One of the most remarkable economic events of 2014 was the dramatic fall in global oil prices. Between 2010 and mid-2014 there was a long period of relative stability in the oil markets when the price of Brent crude hovered around $110 per barrel. However, since June 2014 the price has tumbled by almost half, and by the end of 2014 it was around $60 per barrel, its lowest level since 2009.
This process, which has been driven by rising output of shale oil in America and slumping demand elsewhere because of slow economic growth, has broadly been good news for oil consumers and bad news for producers. But what about its impact on younger and future generations?
Good news for young people?
A startling statistic to come out of this transition is that the fall in global oil prices is estimated to have created a net transfer worth somewhere in the region of $1.5 trillion a year from producers to consumers.
For the typical “man (or woman) in the street” this ought to be fantastic news, promising lower prices at the petrol pump and, eventually, for household fuel and other fuel-related costs, such as airline tickets (although lower prices will take a while to filter into these secondary costs, for various reasons).
Today’s young people should benefit from this in several ways. Previous IF research into the cost of living crisis facing young people has shown that they face a punishing combination of lower wages and higher expenditure on housing costs – including household fuel – than any other age group. Lower oil prices should make this easier for them to bear in the long run, putting more money in their pockets.
Even though young adults today are less likely to be drivers than in previous generations, they should still benefit indirectly from lower oil prices through lower inflation, as oil plays an important role in the price indices which are used to measure inflation.
Storm clouds on the horizon?
On the other hand, if low oil prices persist for a long time then that could have negative implications for future generations, for three reasons.
First, the biggest downside of low oil prices is that they encourage greater consumption. Petrol which is burned in cars generates nearly 11kg of carbon dioxide emissions per gallon, so if we all start driving more because of lower oil prices it could have a significant impact on global warming (especially if cheap oil brings regular car use within reach of millions of consumers in emerging markets like India for the first time). This will put future generations at greater risk of suffering environmental catastrophe, and will slow down the process of greening the global economy.

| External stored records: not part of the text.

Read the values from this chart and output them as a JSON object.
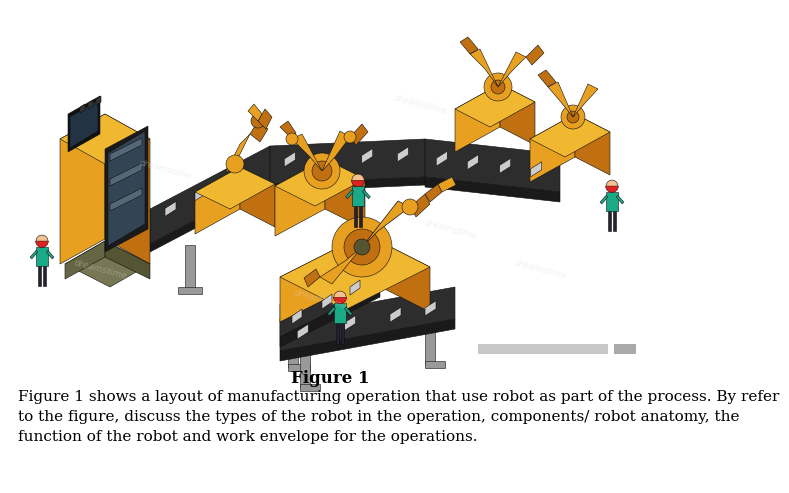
{
  "figure_label": "Figure 1",
  "figure_label_fontsize": 12,
  "figure_label_bold": true,
  "caption_line1": "Figure 1 shows a layout of manufacturing operation that use robot as part of the process. By refer",
  "caption_line2": "to the figure, discuss the types of the robot in the operation, components/ robot anatomy, the",
  "caption_line3": "function of the robot and work envelope for the operations.",
  "caption_fontsize": 11,
  "bg_color": "#ffffff",
  "conveyor_dark": "#2d2d2d",
  "conveyor_darker": "#1a1a1a",
  "robot_yellow": "#E8A020",
  "robot_yellow_dark": "#C07010",
  "robot_yellow_top": "#F0B830",
  "robot_yellow_light": "#F5D070",
  "support_gray": "#999999",
  "worker_teal": "#1AAA88",
  "worker_dark": "#222233",
  "worker_skin": "#F5C090",
  "worker_red_helm": "#DD2222",
  "item_gray": "#cccccc",
  "item_light": "#e0e0e0",
  "gray_bar1_color": "#c8c8c8",
  "gray_bar2_color": "#aaaaaa",
  "machine_screen": "#223344",
  "machine_panel": "#334455",
  "watermark_color": "#d0d0d0"
}
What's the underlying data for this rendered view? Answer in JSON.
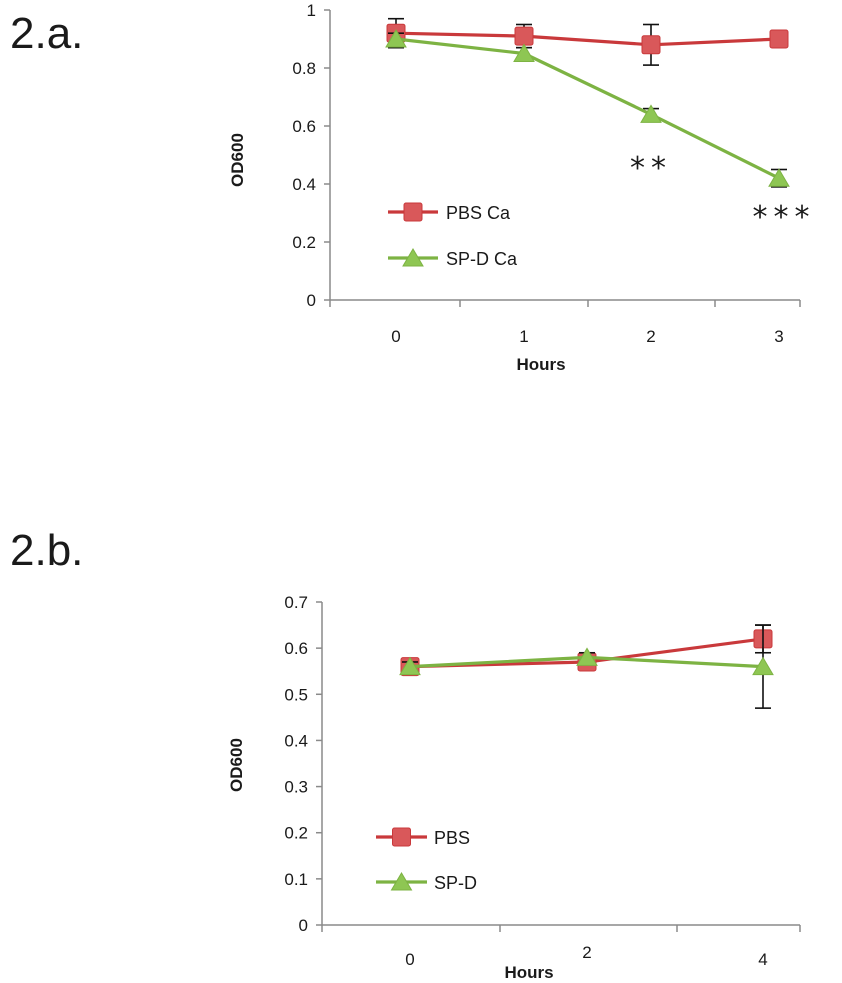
{
  "colors": {
    "pbs": "#c9393b",
    "pbs_marker": "#d9585a",
    "spd": "#7db343",
    "spd_marker": "#8ec653",
    "axis": "#8a8a8a",
    "text": "#1a1a1a"
  },
  "chart_data": [
    {
      "panel_label": "2.a.",
      "type": "line",
      "xlabel": "Hours",
      "ylabel": "OD600",
      "x": [
        0,
        1,
        2,
        3
      ],
      "x_tick_labels": [
        "0",
        "1",
        "2",
        "3"
      ],
      "ylim": [
        0,
        1
      ],
      "y_ticks": [
        0,
        0.2,
        0.4,
        0.6,
        0.8,
        1
      ],
      "y_tick_labels": [
        "0",
        "0.2",
        "0.4",
        "0.6",
        "0.8",
        "1"
      ],
      "legend_position": "lower-left",
      "grid": false,
      "series": [
        {
          "name": "PBS Ca",
          "marker": "square",
          "values": [
            0.92,
            0.91,
            0.88,
            0.9
          ],
          "errors": [
            0.05,
            0.04,
            0.07,
            0.02
          ]
        },
        {
          "name": "SP-D Ca",
          "marker": "triangle",
          "values": [
            0.9,
            0.85,
            0.64,
            0.42
          ],
          "errors": [
            0.02,
            0.02,
            0.02,
            0.03
          ]
        }
      ],
      "annotations": [
        {
          "x": 2,
          "text": "**"
        },
        {
          "x": 3,
          "text": "***"
        }
      ]
    },
    {
      "panel_label": "2.b.",
      "type": "line",
      "xlabel": "Hours",
      "ylabel": "OD600",
      "x": [
        0,
        2,
        4
      ],
      "x_tick_labels": [
        "0",
        "2",
        "4"
      ],
      "ylim": [
        0,
        0.7
      ],
      "y_ticks": [
        0,
        0.1,
        0.2,
        0.3,
        0.4,
        0.5,
        0.6,
        0.7
      ],
      "y_tick_labels": [
        "0",
        "0.1",
        "0.2",
        "0.3",
        "0.4",
        "0.5",
        "0.6",
        "0.7"
      ],
      "legend_position": "lower-left",
      "grid": false,
      "series": [
        {
          "name": "PBS",
          "marker": "square",
          "values": [
            0.56,
            0.57,
            0.62
          ],
          "errors": [
            0.01,
            0.01,
            0.03
          ]
        },
        {
          "name": "SP-D",
          "marker": "triangle",
          "values": [
            0.56,
            0.58,
            0.56
          ],
          "errors": [
            0.01,
            0.01,
            0.09
          ]
        }
      ],
      "annotations": []
    }
  ]
}
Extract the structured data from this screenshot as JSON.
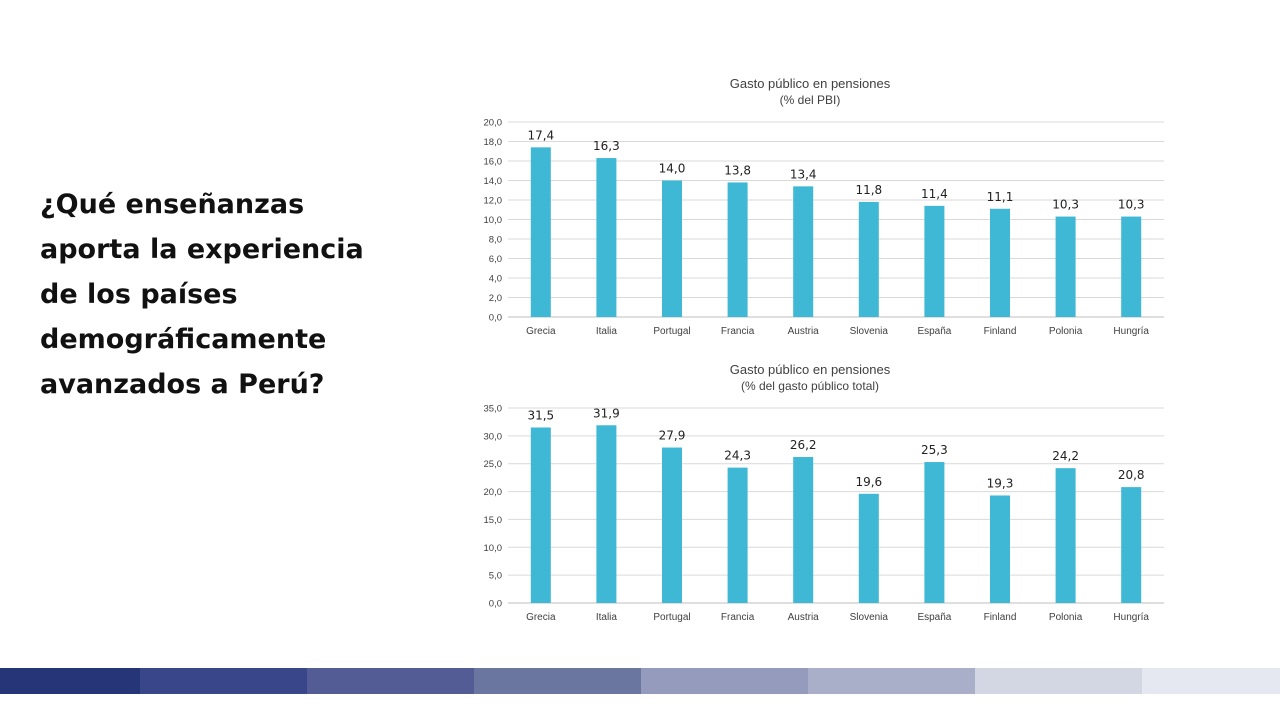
{
  "slide": {
    "question": "¿Qué enseñanzas aporta la experiencia de los países demográficamente avanzados a Perú?"
  },
  "colors": {
    "bar": "#3eb8d4",
    "grid": "#d9d9d9",
    "label": "#404040",
    "footer": [
      "#263478",
      "#39468a",
      "#545c95",
      "#6a75a0",
      "#949bbd",
      "#a9aec9",
      "#d3d7e3",
      "#e6e8f1"
    ]
  },
  "chart_data": [
    {
      "type": "bar",
      "title": "Gasto público en pensiones",
      "subtitle": "(% del PBI)",
      "categories": [
        "Grecia",
        "Italia",
        "Portugal",
        "Francia",
        "Austria",
        "Slovenia",
        "España",
        "Finland",
        "Polonia",
        "Hungría"
      ],
      "values": [
        17.4,
        16.3,
        14.0,
        13.8,
        13.4,
        11.8,
        11.4,
        11.1,
        10.3,
        10.3
      ],
      "data_labels": [
        "17,4",
        "16,3",
        "14,0",
        "13,8",
        "13,4",
        "11,8",
        "11,4",
        "11,1",
        "10,3",
        "10,3"
      ],
      "ylim": [
        0,
        20
      ],
      "yticks": [
        "0,0",
        "2,0",
        "4,0",
        "6,0",
        "8,0",
        "10,0",
        "12,0",
        "14,0",
        "16,0",
        "18,0",
        "20,0"
      ],
      "xlabel": "",
      "ylabel": "",
      "grid": true
    },
    {
      "type": "bar",
      "title": "Gasto público en pensiones",
      "subtitle": "(% del gasto público total)",
      "categories": [
        "Grecia",
        "Italia",
        "Portugal",
        "Francia",
        "Austria",
        "Slovenia",
        "España",
        "Finland",
        "Polonia",
        "Hungría"
      ],
      "values": [
        31.5,
        31.9,
        27.9,
        24.3,
        26.2,
        19.6,
        25.3,
        19.3,
        24.2,
        20.8
      ],
      "data_labels": [
        "31,5",
        "31,9",
        "27,9",
        "24,3",
        "26,2",
        "19,6",
        "25,3",
        "19,3",
        "24,2",
        "20,8"
      ],
      "ylim": [
        0,
        35
      ],
      "yticks": [
        "0,0",
        "5,0",
        "10,0",
        "15,0",
        "20,0",
        "25,0",
        "30,0",
        "35,0"
      ],
      "xlabel": "",
      "ylabel": "",
      "grid": true
    }
  ]
}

Second, a related problem is that cheaper oil is likely to make green alternatives to fossil fuels less economically viable. Experts have warned that the amount of public subsidy for technologies such as solar and wind energy will probably have to increase over the next few years because of the widening gap between the cost of generating a given unit of energy from them and the equivalent price of doing the same with oil. This is likely to retard the transition towards a low-carbon economy even more.
Third, many commentators have highlighted the geopolitical risks which accompany low oil prices. Many of the world’s biggest energy producers – including Russia, Venezuela and Iran – have repressive political regimes which could trigger dangerous social tensions if public spending falls and living standards begin to deteriorate. This will make the world a more dangerous place, potentially creating instability which future generations will have to grapple with.
Of course, nobody can predict the future – few commentators appear to have seen the recent fall in oil prices coming, for one thing. It’s possible that a renewed burst of growth in China, Japan or the Eurozone could swiftly reverse the recent downward trend, as could a fall in supply in America if low prices make large numbers of shale producers go bankrupt. However, for the moment low oil prices look like they are here to stay, which could be a mixed blessing for younger and future generations.